Wall Street Journal poll: More Americans Losing Faith in Value of College Degree

Wall Street Journal poll: More Americans Losing Faith in Value of College Degree

A recent poll conducted by the Wall Street Journal and NBC News reveals nearly half of Americans think a bachelor’s degree is not worth the cost.

The poll, released in September, showed 47 percent of those surveyed do not believe a bachelor’s degree will lead to a good job and higher lifetime earnings, while 49 percent believed earning a four-year college degree will lead to a good job and a higher lifetime earnings.

Based on the results, two subgroups surveyed had the highest rate of not believing in the value of a bachelor ’s degree. Adults between the ages of 18-34 and a portion of the working class lost the most amount of confidence in the value of a college degree. About 57 percent of those ages 18-34 years-old and 65 percent of working class members who identify as caucasians said the education was not worth the price tag.

Roughly 66 percent of those living in rural areas, 60 percent of the overall poor and working class, 58 percent of those with some college education do not believe in the value of a bachelor’s degree.
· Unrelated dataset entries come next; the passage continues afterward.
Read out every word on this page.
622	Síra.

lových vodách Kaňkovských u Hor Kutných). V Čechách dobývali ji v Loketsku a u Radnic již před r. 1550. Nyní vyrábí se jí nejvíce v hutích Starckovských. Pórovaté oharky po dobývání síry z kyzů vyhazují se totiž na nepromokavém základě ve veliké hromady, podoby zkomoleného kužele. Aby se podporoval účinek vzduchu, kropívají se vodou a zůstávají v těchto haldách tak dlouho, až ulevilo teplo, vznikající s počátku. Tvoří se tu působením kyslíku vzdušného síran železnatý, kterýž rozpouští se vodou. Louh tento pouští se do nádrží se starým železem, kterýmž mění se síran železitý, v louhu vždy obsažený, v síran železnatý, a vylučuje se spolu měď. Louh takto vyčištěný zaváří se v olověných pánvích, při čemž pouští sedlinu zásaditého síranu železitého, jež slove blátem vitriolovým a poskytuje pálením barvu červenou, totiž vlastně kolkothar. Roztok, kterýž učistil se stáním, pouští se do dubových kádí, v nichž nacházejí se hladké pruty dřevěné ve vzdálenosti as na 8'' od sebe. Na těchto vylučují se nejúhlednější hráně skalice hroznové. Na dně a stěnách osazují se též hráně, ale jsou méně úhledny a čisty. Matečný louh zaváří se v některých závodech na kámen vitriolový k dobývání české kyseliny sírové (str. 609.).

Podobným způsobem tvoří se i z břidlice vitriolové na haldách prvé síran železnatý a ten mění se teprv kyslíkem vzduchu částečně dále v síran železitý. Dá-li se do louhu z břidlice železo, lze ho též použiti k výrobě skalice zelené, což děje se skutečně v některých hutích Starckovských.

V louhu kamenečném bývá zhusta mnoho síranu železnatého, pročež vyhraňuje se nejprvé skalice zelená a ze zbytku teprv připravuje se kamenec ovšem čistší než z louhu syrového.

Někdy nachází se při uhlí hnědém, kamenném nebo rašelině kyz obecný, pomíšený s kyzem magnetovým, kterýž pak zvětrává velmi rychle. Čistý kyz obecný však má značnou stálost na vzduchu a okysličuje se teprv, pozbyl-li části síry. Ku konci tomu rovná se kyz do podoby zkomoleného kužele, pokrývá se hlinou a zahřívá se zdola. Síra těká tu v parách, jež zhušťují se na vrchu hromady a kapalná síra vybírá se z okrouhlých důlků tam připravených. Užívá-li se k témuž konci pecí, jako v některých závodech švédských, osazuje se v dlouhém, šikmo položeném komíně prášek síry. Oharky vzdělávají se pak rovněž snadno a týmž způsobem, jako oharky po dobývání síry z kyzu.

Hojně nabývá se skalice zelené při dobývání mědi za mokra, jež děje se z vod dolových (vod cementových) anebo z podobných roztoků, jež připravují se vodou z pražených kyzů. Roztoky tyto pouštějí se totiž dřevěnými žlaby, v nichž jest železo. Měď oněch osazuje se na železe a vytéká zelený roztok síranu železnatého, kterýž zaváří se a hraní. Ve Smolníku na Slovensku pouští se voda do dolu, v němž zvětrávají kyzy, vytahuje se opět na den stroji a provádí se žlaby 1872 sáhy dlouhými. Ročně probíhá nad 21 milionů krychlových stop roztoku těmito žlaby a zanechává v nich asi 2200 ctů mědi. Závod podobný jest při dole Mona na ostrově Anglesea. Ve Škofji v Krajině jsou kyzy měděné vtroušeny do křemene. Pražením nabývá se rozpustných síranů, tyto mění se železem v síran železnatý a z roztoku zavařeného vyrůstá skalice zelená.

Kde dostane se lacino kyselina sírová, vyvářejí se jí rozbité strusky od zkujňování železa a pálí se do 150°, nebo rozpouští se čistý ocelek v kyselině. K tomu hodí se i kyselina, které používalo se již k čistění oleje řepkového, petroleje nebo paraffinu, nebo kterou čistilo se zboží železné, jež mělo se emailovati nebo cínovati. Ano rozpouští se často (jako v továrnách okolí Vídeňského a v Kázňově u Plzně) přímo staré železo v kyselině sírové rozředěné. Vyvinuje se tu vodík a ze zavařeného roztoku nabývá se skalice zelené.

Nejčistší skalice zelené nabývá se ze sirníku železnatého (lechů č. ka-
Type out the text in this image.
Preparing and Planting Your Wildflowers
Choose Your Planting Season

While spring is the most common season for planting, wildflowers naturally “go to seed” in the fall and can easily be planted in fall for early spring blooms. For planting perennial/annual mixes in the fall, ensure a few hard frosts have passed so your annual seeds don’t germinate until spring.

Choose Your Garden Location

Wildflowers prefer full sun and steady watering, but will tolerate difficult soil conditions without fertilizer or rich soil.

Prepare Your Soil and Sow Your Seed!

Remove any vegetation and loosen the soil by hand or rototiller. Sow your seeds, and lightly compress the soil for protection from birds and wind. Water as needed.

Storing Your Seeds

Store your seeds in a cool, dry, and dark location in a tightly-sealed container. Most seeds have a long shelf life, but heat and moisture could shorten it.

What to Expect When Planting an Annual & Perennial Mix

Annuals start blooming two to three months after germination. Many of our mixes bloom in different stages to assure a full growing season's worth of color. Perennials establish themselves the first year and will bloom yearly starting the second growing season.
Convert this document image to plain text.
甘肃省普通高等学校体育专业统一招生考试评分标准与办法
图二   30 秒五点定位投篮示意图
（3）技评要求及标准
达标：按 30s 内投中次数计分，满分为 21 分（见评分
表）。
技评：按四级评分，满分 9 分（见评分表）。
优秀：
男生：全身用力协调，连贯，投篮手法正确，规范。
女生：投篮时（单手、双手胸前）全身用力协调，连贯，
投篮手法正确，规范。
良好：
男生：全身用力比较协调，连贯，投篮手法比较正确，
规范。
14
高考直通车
Other groups saying a four-year degree is not worth the cost include those with a high school degree or less (55 percent), men (53 percent), Republicans (53 percent) and white males (49 percent).

A student finishes a concrete slab, with help from a Cement Masons Local 132 apprentice, at the Columbus/Central Ohio Building Trades Job Fair

A student finishes a concrete slab, with help from a Cement Masons Local 132 apprentice, at the Columbus/Central Ohio Building Trades Job Fair.

A NBC News article on the survey said those who believe a bachelor’s degree is not worth the cost often cited the reason being “because people often graduate without specific job skills and with a large amount of debt to pay off.”

The reasons for not believing in the value of a four-year degree are valid, as many degrees do not give students the skills to succeed in the real world, they only lead to mountains of debt in the form of college loans.

By applying for an apprenticeship with any affiliated Columbus/Central Ohio Building Trades, men and women are avoiding an average college debt of over $37,000.

Instead, they choose to earn while they learn. C/COBT apprentices are paid to learn a their trade, receiving livable wages and benefits. They work with a signatory contractor and also take classes to help hone their skills and help them stay safe on the jobsite.